The debate over Perry’s case is part of a larger push in Texas to limit the power of locally-elected prosecutors.

As part of Governor Abbott’s message about the pardon, he made sure to mention his intention of “reining in rogue District Attorneys, and the Texas Legislature is working on laws to achieve that goal.”

On Wednesday, a bill passed the state senate, which would limit the ability of prosecutors to exercise discretion and avoid pursuing certain cases.
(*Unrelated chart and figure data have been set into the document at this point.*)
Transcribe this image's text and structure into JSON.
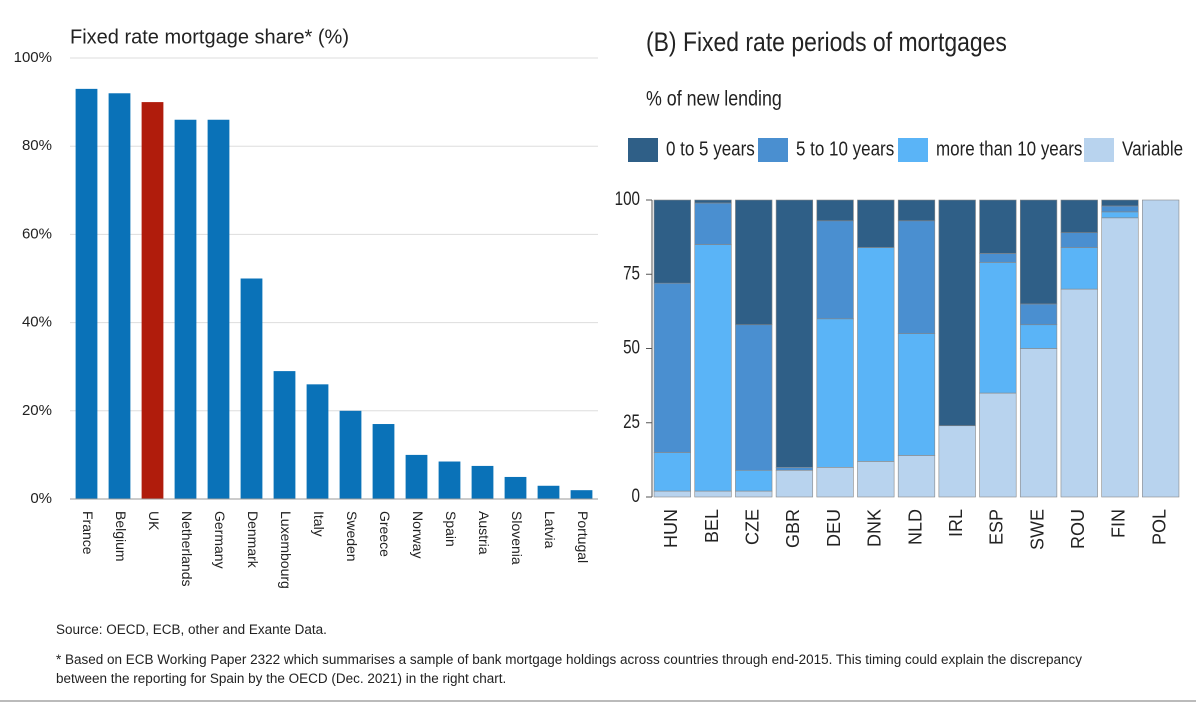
{
  "chart_data": [
    {
      "type": "bar",
      "title": "Fixed rate mortgage share* (%)",
      "categories": [
        "France",
        "Belgium",
        "UK",
        "Netherlands",
        "Germany",
        "Denmark",
        "Luxembourg",
        "Italy",
        "Sweden",
        "Greece",
        "Norway",
        "Spain",
        "Austria",
        "Slovenia",
        "Latvia",
        "Portugal"
      ],
      "values": [
        93,
        92,
        90,
        86,
        86,
        50,
        29,
        26,
        20,
        17,
        10,
        8.5,
        7.5,
        5,
        3,
        2
      ],
      "colors": [
        "#0a72b8",
        "#0a72b8",
        "#b01c0c",
        "#0a72b8",
        "#0a72b8",
        "#0a72b8",
        "#0a72b8",
        "#0a72b8",
        "#0a72b8",
        "#0a72b8",
        "#0a72b8",
        "#0a72b8",
        "#0a72b8",
        "#0a72b8",
        "#0a72b8",
        "#0a72b8"
      ],
      "ylim": [
        0,
        100
      ],
      "yticks": [
        {
          "value": 0,
          "label": "0%"
        },
        {
          "value": 20,
          "label": "20%"
        },
        {
          "value": 40,
          "label": "40%"
        },
        {
          "value": 60,
          "label": "60%"
        },
        {
          "value": 80,
          "label": "80%"
        },
        {
          "value": 100,
          "label": "100%"
        }
      ],
      "grid": true
    },
    {
      "type": "stacked_bar",
      "title": "(B) Fixed rate periods of mortgages",
      "subtitle": "% of new lending",
      "categories": [
        "HUN",
        "BEL",
        "CZE",
        "GBR",
        "DEU",
        "DNK",
        "NLD",
        "IRL",
        "ESP",
        "SWE",
        "ROU",
        "FIN",
        "POL"
      ],
      "series": [
        {
          "name": "0 to 5 years",
          "color": "#2f5f87",
          "values": [
            28,
            1,
            42,
            90,
            7,
            16,
            7,
            76,
            18,
            35,
            11,
            2,
            0
          ]
        },
        {
          "name": "5 to 10 years",
          "color": "#4a8fd0",
          "values": [
            57,
            14,
            49,
            1,
            33,
            0,
            38,
            0,
            3,
            7,
            5,
            2,
            0
          ]
        },
        {
          "name": "more than 10 years",
          "color": "#5ab4f7",
          "values": [
            13,
            83,
            7,
            0,
            50,
            72,
            41,
            0,
            44,
            8,
            14,
            2,
            0
          ]
        },
        {
          "name": "Variable",
          "color": "#b8d3ee",
          "values": [
            2,
            2,
            2,
            9,
            10,
            12,
            14,
            24,
            35,
            50,
            70,
            94,
            100
          ]
        }
      ],
      "ylim": [
        0,
        100
      ],
      "yticks": [
        0,
        25,
        50,
        75,
        100
      ],
      "grid": false
    }
  ],
  "footer": {
    "source": "Source: OECD, ECB, other and Exante Data.",
    "note": "* Based on ECB Working Paper 2322 which summarises a sample of bank mortgage holdings across countries through end-2015. This timing could explain the discrepancy between the reporting for Spain by the OECD (Dec. 2021) in the right chart."
  }
}
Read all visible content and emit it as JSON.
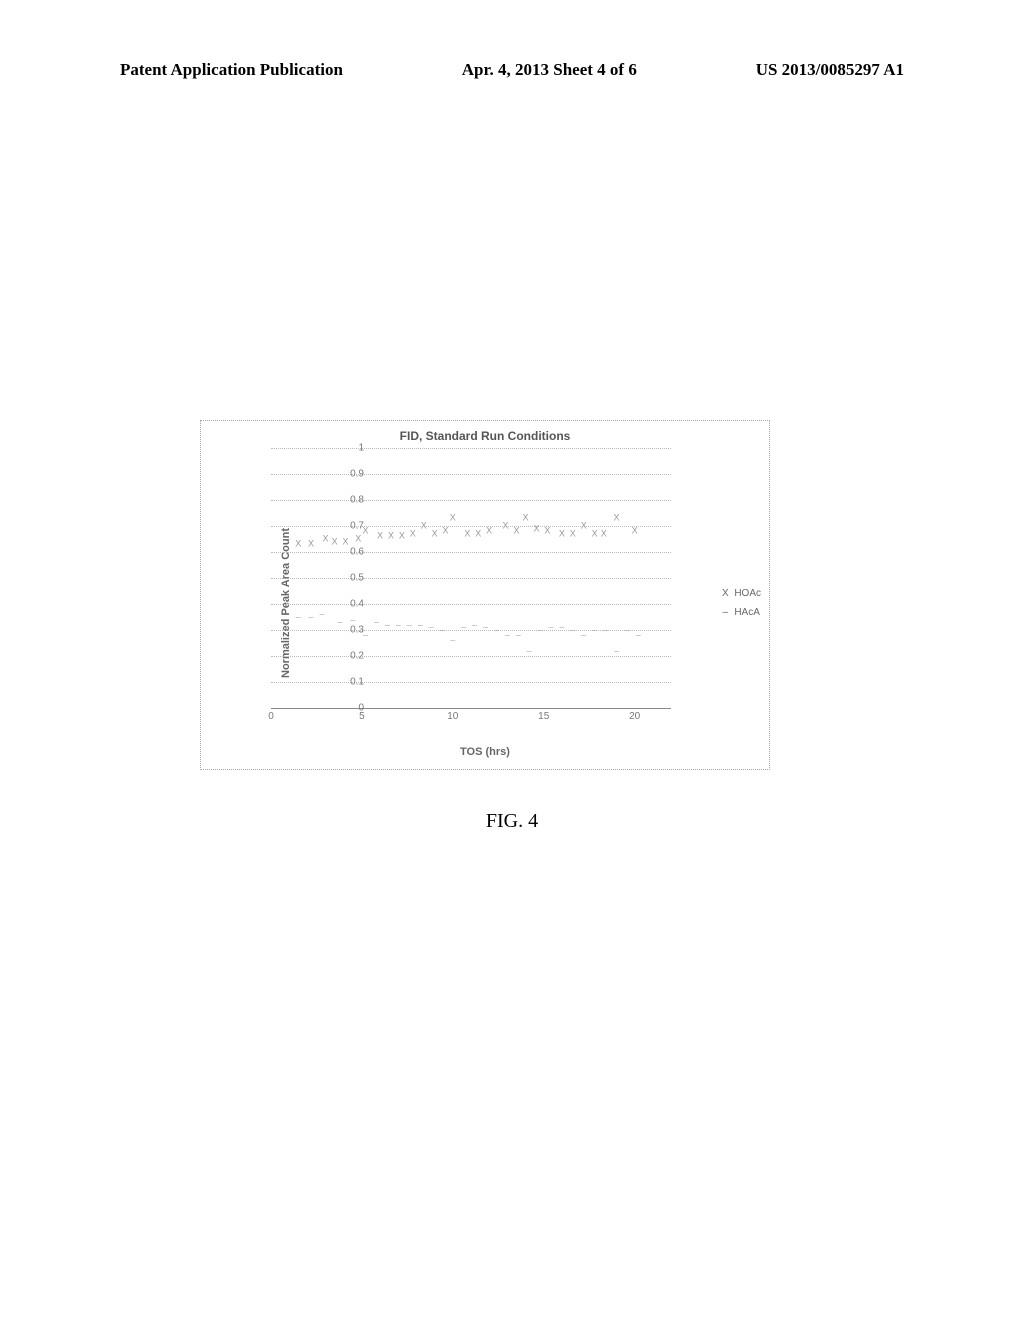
{
  "header": {
    "left": "Patent Application Publication",
    "center": "Apr. 4, 2013   Sheet 4 of 6",
    "right": "US 2013/0085297 A1"
  },
  "chart": {
    "title": "FID, Standard Run Conditions",
    "ylabel": "Normalized Peak Area Count",
    "xlabel": "TOS (hrs)",
    "xlim": [
      0,
      22
    ],
    "ylim": [
      0,
      1
    ],
    "ytick_step": 0.1,
    "xtick_step": 5,
    "grid_color": "#bbbbbb",
    "series": [
      {
        "name": "HOAc",
        "marker": "X",
        "color": "#999999",
        "data": [
          {
            "x": 1.5,
            "y": 0.63
          },
          {
            "x": 2.2,
            "y": 0.63
          },
          {
            "x": 3.0,
            "y": 0.65
          },
          {
            "x": 3.5,
            "y": 0.64
          },
          {
            "x": 4.1,
            "y": 0.64
          },
          {
            "x": 4.8,
            "y": 0.65
          },
          {
            "x": 5.2,
            "y": 0.68
          },
          {
            "x": 6.0,
            "y": 0.66
          },
          {
            "x": 6.6,
            "y": 0.66
          },
          {
            "x": 7.2,
            "y": 0.66
          },
          {
            "x": 7.8,
            "y": 0.67
          },
          {
            "x": 8.4,
            "y": 0.7
          },
          {
            "x": 9.0,
            "y": 0.67
          },
          {
            "x": 9.6,
            "y": 0.68
          },
          {
            "x": 10.0,
            "y": 0.73
          },
          {
            "x": 10.8,
            "y": 0.67
          },
          {
            "x": 11.4,
            "y": 0.67
          },
          {
            "x": 12.0,
            "y": 0.68
          },
          {
            "x": 12.9,
            "y": 0.7
          },
          {
            "x": 13.5,
            "y": 0.68
          },
          {
            "x": 14.0,
            "y": 0.73
          },
          {
            "x": 14.6,
            "y": 0.69
          },
          {
            "x": 15.2,
            "y": 0.68
          },
          {
            "x": 16.0,
            "y": 0.67
          },
          {
            "x": 16.6,
            "y": 0.67
          },
          {
            "x": 17.2,
            "y": 0.7
          },
          {
            "x": 17.8,
            "y": 0.67
          },
          {
            "x": 18.3,
            "y": 0.67
          },
          {
            "x": 19.0,
            "y": 0.73
          },
          {
            "x": 20.0,
            "y": 0.68
          }
        ]
      },
      {
        "name": "HAcA",
        "marker": "–",
        "color": "#aaaaaa",
        "data": [
          {
            "x": 1.5,
            "y": 0.35
          },
          {
            "x": 2.2,
            "y": 0.35
          },
          {
            "x": 2.8,
            "y": 0.36
          },
          {
            "x": 3.8,
            "y": 0.33
          },
          {
            "x": 4.5,
            "y": 0.34
          },
          {
            "x": 5.2,
            "y": 0.28
          },
          {
            "x": 5.8,
            "y": 0.33
          },
          {
            "x": 6.4,
            "y": 0.32
          },
          {
            "x": 7.0,
            "y": 0.32
          },
          {
            "x": 7.6,
            "y": 0.32
          },
          {
            "x": 8.2,
            "y": 0.32
          },
          {
            "x": 8.8,
            "y": 0.31
          },
          {
            "x": 9.4,
            "y": 0.3
          },
          {
            "x": 10.0,
            "y": 0.26
          },
          {
            "x": 10.6,
            "y": 0.31
          },
          {
            "x": 11.2,
            "y": 0.32
          },
          {
            "x": 11.8,
            "y": 0.31
          },
          {
            "x": 12.4,
            "y": 0.3
          },
          {
            "x": 13.0,
            "y": 0.28
          },
          {
            "x": 13.6,
            "y": 0.28
          },
          {
            "x": 14.2,
            "y": 0.22
          },
          {
            "x": 14.8,
            "y": 0.3
          },
          {
            "x": 15.4,
            "y": 0.31
          },
          {
            "x": 16.0,
            "y": 0.31
          },
          {
            "x": 16.6,
            "y": 0.3
          },
          {
            "x": 17.2,
            "y": 0.28
          },
          {
            "x": 17.8,
            "y": 0.3
          },
          {
            "x": 18.4,
            "y": 0.3
          },
          {
            "x": 19.0,
            "y": 0.22
          },
          {
            "x": 19.6,
            "y": 0.3
          },
          {
            "x": 20.2,
            "y": 0.28
          }
        ]
      }
    ]
  },
  "figure_caption": "FIG. 4"
}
Some local officials in liberal cities have indicated a willingness to avoid prosecuting violations of Texas’s near-total abortion ban or often dubious allegations of election fraud.

It’s part of a larger narrative on the right criticising liberals for having political donors attempt to influence the justice system.

Conservative activist Mike Davis, for example, referred in a recent tweet to prosecutors elected with PAC money tied to George Soros as “evil, subversive, dangerous Marxists” who are “cancerous tumors in states.”

Of course, mingling money and judicial power is a feature across the political spectrum beyond Soros, including the Federalist Society’s deep influence in remaking the federal judiciary and Supreme Court into a bastion of hard-right conservatism, or recent allegations that billionaire and GOP Harlan Crow lavished Supreme Court Justice Clarence Thomas with luxury vacations.

Perry, if the Texas parole board recommends a pardon, could walk free in a matter of days, but the debate around guns, self-defence, and what justice means when these things collide, isn’t going anywhere.